Cabinet Office minister Francis Maude claimed today that the government was "on track" to double the monetary value of business going to small- and medium-sized firms by April this year.
“Governments might be able to print money but it is SMEs who make it successful. SMEs are crucial to the future of this country and can save taxpayers’ money with innovative new ideas," he breathlessly opined.
"Doubling the amount of business going to these companies is no small feat but we will now go further. We are determined to shake up public buying so radically that there is no turning back to old days of SMEs being shut out.”
Reg readers with a good memory will recall similar declarations made by successive ministers over the past decade who have said they were committed to making the bid for IT contracts in central government a much fairer process.

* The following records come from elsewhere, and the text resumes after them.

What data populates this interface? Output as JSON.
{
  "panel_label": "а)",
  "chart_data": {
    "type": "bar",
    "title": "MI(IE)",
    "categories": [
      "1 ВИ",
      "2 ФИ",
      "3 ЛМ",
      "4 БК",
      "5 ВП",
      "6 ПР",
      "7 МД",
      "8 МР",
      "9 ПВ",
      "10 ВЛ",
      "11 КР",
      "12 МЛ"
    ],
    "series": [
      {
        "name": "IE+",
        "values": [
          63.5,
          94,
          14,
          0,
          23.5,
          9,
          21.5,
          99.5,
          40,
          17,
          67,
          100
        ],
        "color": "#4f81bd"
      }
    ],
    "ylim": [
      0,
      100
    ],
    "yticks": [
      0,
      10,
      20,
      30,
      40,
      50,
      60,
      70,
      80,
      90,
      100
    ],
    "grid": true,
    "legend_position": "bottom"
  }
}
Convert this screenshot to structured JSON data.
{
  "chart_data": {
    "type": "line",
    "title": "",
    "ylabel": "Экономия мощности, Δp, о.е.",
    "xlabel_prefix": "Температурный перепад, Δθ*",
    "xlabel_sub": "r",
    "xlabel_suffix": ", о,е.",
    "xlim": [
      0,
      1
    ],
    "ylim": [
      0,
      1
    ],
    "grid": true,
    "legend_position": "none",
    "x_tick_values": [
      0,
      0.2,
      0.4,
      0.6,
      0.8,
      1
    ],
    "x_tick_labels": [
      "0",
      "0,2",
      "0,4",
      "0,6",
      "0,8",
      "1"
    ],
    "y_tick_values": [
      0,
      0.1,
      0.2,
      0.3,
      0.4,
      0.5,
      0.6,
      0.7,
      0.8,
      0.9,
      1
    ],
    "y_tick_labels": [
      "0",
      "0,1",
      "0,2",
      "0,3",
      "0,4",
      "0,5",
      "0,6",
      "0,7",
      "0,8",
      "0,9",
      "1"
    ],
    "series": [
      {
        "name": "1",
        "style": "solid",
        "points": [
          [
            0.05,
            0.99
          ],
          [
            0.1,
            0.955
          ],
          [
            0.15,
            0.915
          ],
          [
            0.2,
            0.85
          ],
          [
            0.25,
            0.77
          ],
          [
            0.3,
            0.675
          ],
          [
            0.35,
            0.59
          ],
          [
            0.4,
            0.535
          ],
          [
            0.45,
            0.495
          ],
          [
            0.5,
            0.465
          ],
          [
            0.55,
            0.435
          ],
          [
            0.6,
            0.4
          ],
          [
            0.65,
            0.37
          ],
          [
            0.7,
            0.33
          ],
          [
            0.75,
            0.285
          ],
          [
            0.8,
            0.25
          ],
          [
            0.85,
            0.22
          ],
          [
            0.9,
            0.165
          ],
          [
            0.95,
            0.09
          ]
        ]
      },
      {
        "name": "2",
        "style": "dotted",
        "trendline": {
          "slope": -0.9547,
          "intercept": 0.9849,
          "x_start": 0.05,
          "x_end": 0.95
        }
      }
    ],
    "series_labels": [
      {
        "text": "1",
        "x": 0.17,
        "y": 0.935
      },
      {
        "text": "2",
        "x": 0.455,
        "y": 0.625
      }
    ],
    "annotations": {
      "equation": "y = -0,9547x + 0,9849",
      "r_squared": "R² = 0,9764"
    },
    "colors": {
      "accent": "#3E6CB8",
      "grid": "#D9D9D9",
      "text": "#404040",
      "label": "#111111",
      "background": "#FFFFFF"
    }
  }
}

Time and time again the notion of a "level playing field" has been batted around that suggested the door was finally being opened for smaller outfits interested in the government procurement game.
Maude claimed that the "value" of central government procurement spend going to SMEs would double from £3bn in 2010 to £6bn by April 2012, which is the end of UK.gov's financial year. That's the headline figure the minister's department is flogging to the press anyway...
But the Cabinet Office's SME Progress Report published today does a better job of explaining exactly what Maude's double-bubble claim for small businesses bidding for government contracts actually means.
[T]he proportion of central government direct spending with SMEs is on track to double, from 6.5 per cent of direct spend in 2009/10, to 13.7 per cent (year to date) for 2011/12.
In addition, when we factor in indirect spend being tracked through the supply chains of DWP, Home Office and HMRC, this figure increases to 14.5 per cent.
In summary we are confident that over £6bn of Government spend will be channeled to SMEs in the 2011/12 financial year an increase from the £3bn awarded in 2010/11. It is a positive signal for Central Government achieving its 25 per cent aspiration by 2015.
Sub-contracting from bigger government providers has helped plump up those figures, the Cabinet Office noted.
The likes of Hewlett Packard, CapGemini, Capita and Logica have all played their part by farming out work to SMEs via the government's Contracts Finder website.
And it's that number that Maude is hoping to see grow to 25 per cent by the end of the current Parliament in 2015.
“Our reforms are working, as reflected in the progress reported today. SMEs are at the forefront of all our procurement activity and we’re pleased to see that all departments are now able to accurately measure and report the volume of spend being awarded to SMEs," the government's chief procurement officer John Collington.
"We are now working with the top suppliers to government to ensure they too are opening up government's supply chain to SMEs.
“We are achieving these impressive results through improving civil service procurement across government, where we've invested significantly in simplified processes, training staff and deploying best in class technology.”
Maude declared in February last year that the changes to how it handled bids for government contracts would signal the end of "procurement oligopoly". At the time, he blamed bureaucracy for being the main barrier stopping SMEs from entering the government contract fray. ®
An earlier version of this article stated that SMEs were receiving only 4 per cent of UK government spending. This was based on the following passage in the report linked above, which says on page 5:
Using this data we are able to calculate that the 27 suppliers’ spend with SMEs equates to approximately 4% of Government spend as a whole.
However the 27 suppliers referred to do not account for all of UK government spending, and the article has been amended to reflect this.